Cops who got sick or injured responding to the 9/11 tragedy can apply for disability benefits through the Police Pension Fund, which says it serves 36,000 active officers and 43,000 retirees.

The fund's Medical Board first determines whether the officer in fact has a 9/11-related condition, Adams said. Then it's up to the pension board to determine whether the person was actually on the scene, he said.

Adams called for the Police Pension Fund to require just a single form of proof of presence at Ground Zero. He said the onerous requirements could "further traumatiz(e)" the many first-responders who may not yet know they have afflictions from their response to the 9/11 attacks, which killed nearly 3,000 people 17 years ago Tuesday.

"They lost the documentation, now they come into these offices and say, 'That's your problem, not our problem,'" Adams, a Democrat, said. "It's not making much sense to me."

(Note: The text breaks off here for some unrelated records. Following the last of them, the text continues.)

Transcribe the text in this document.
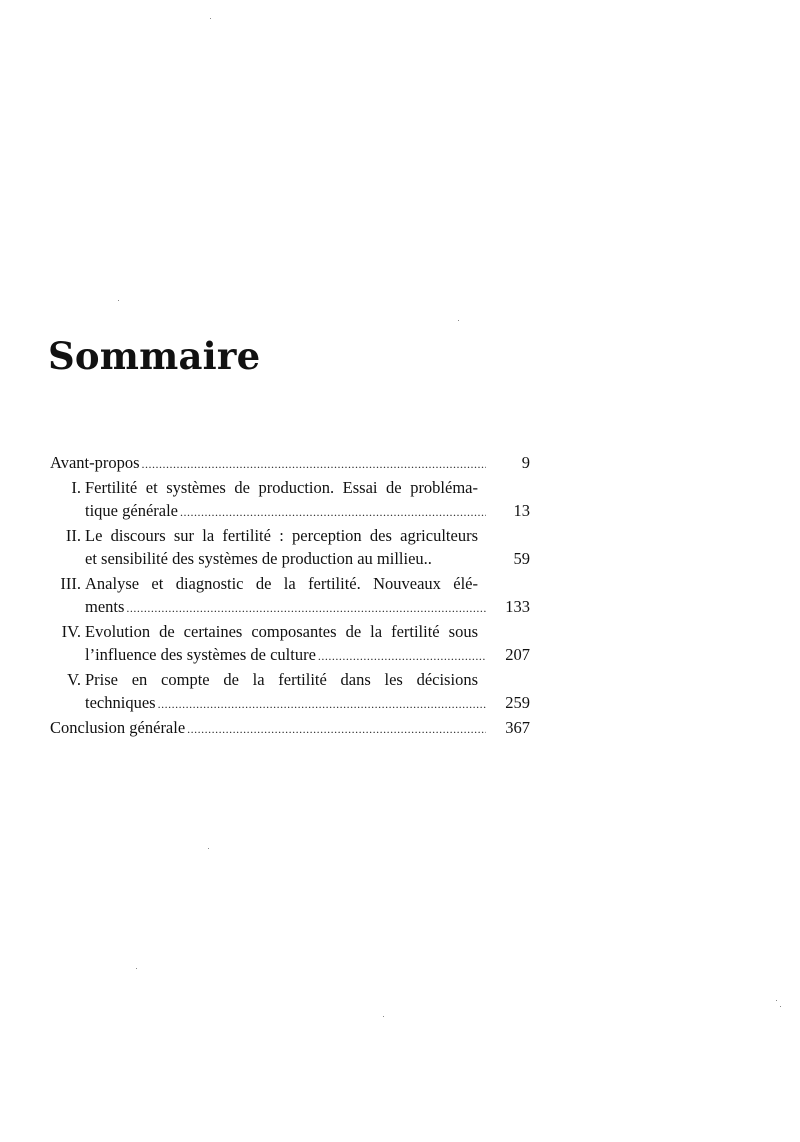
Sommaire
Avant-propos .....	9
I. Fertilité et systèmes de production. Essai de probléma-
tique générale .....	13
II. Le discours sur la fertilité : perception des agriculteurs
et sensibilité des systèmes de production au millieu..	59
III. Analyse et diagnostic de la fertilité. Nouveaux élé-
ments .....	133
IV. Evolution de certaines composantes de la fertilité sous
l’influence des systèmes de culture .....	207
V. Prise en compte de la fertilité dans les décisions
techniques .....	259
Conclusion générale .....	367
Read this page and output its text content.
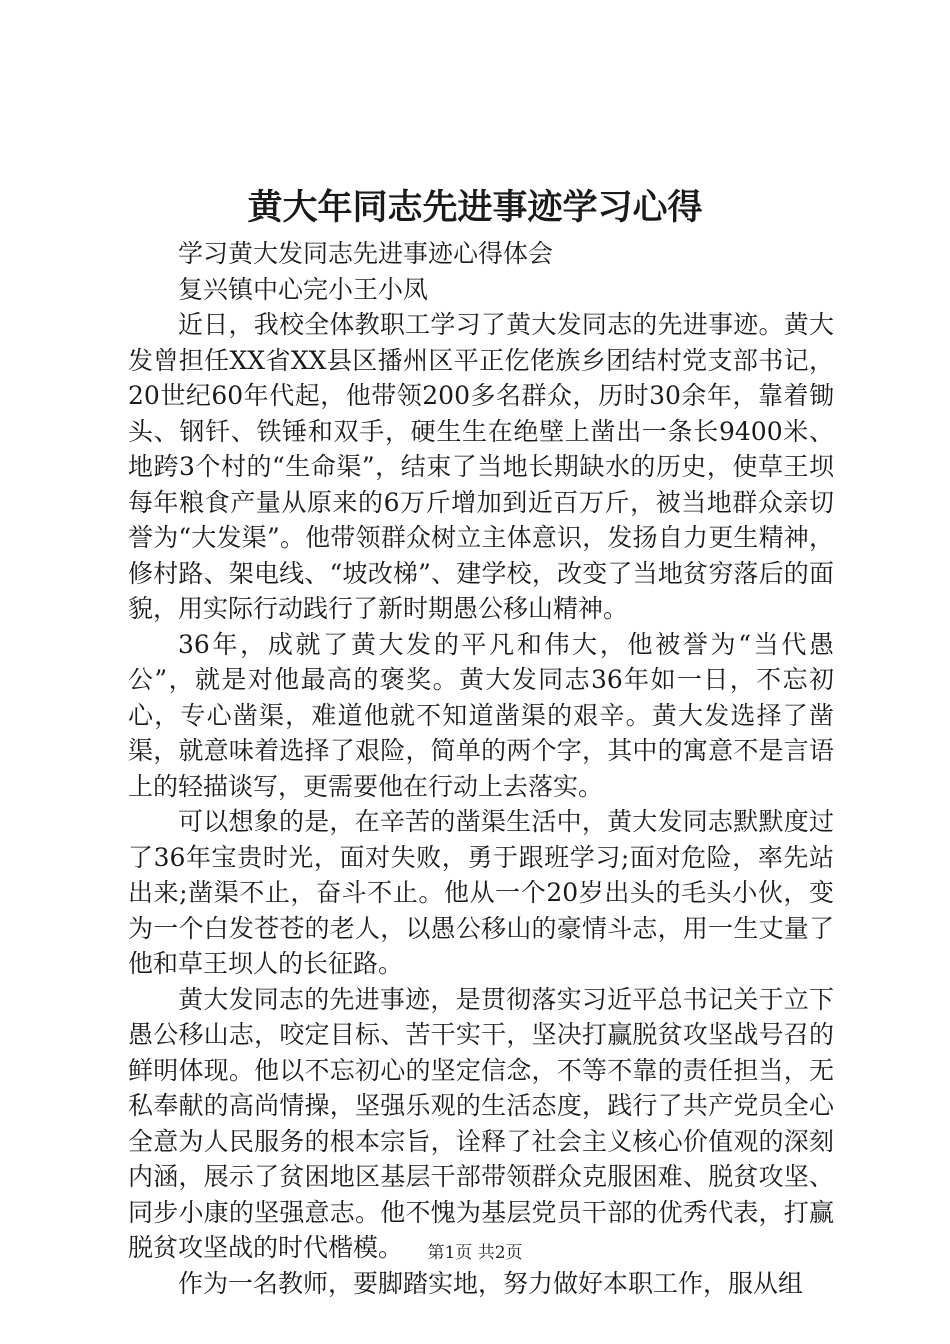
黄大年同志先进事迹学习心得

学习黄大发同志先进事迹心得体会

复兴镇中心完小王小凤

近日，我校全体教职工学习了黄大发同志的先进事迹。黄大发曾担任XX省XX县区播州区平正仡佬族乡团结村党支部书记，20世纪60年代起，他带领200多名群众，历时30余年，靠着锄头、钢钎、铁锤和双手，硬生生在绝壁上凿出一条长9400米、地跨3个村的“生命渠”，结束了当地长期缺水的历史，使草王坝每年粮食产量从原来的6万斤增加到近百万斤，被当地群众亲切誉为“大发渠”。他带领群众树立主体意识，发扬自力更生精神，修村路、架电线、“坡改梯”、建学校，改变了当地贫穷落后的面貌，用实际行动践行了新时期愚公移山精神。

36年，成就了黄大发的平凡和伟大，他被誉为“当代愚公”，就是对他最高的褒奖。黄大发同志36年如一日，不忘初心，专心凿渠，难道他就不知道凿渠的艰辛。黄大发选择了凿渠，就意味着选择了艰险，简单的两个字，其中的寓意不是言语上的轻描谈写，更需要他在行动上去落实。

可以想象的是，在辛苦的凿渠生活中，黄大发同志默默度过了36年宝贵时光，面对失败，勇于跟班学习;面对危险，率先站出来;凿渠不止，奋斗不止。他从一个20岁出头的毛头小伙，变为一个白发苍苍的老人，以愚公移山的豪情斗志，用一生丈量了他和草王坝人的长征路。

黄大发同志的先进事迹，是贯彻落实习近平总书记关于立下愚公移山志，咬定目标、苦干实干，坚决打赢脱贫攻坚战号召的鲜明体现。他以不忘初心的坚定信念，不等不靠的责任担当，无私奉献的高尚情操，坚强乐观的生活态度，践行了共产党员全心全意为人民服务的根本宗旨，诠释了社会主义核心价值观的深刻内涵，展示了贫困地区基层干部带领群众克服困难、脱贫攻坚、同步小康的坚强意志。他不愧为基层党员干部的优秀代表，打赢脱贫攻坚战的时代楷模。

作为一名教师，要脚踏实地，努力做好本职工作，服从组

第1页 共2页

The NYPD did not respond to a request for comment on Monday. But the Law Department said it has returned all the 9/11 deployment records that the Police Department provided.

"All the records relating to the deployment of officers at Ground Zero that the NYPD was able to provide the Law Department in the aftermath of 9/11 have been returned," Law Department spokesman Nick Paolucci said in a statement. "We also provided electronic copies to both the Police Pension Fund and the NYPD to facilitate officers’ requests for 'proof of presence' at Ground Zero."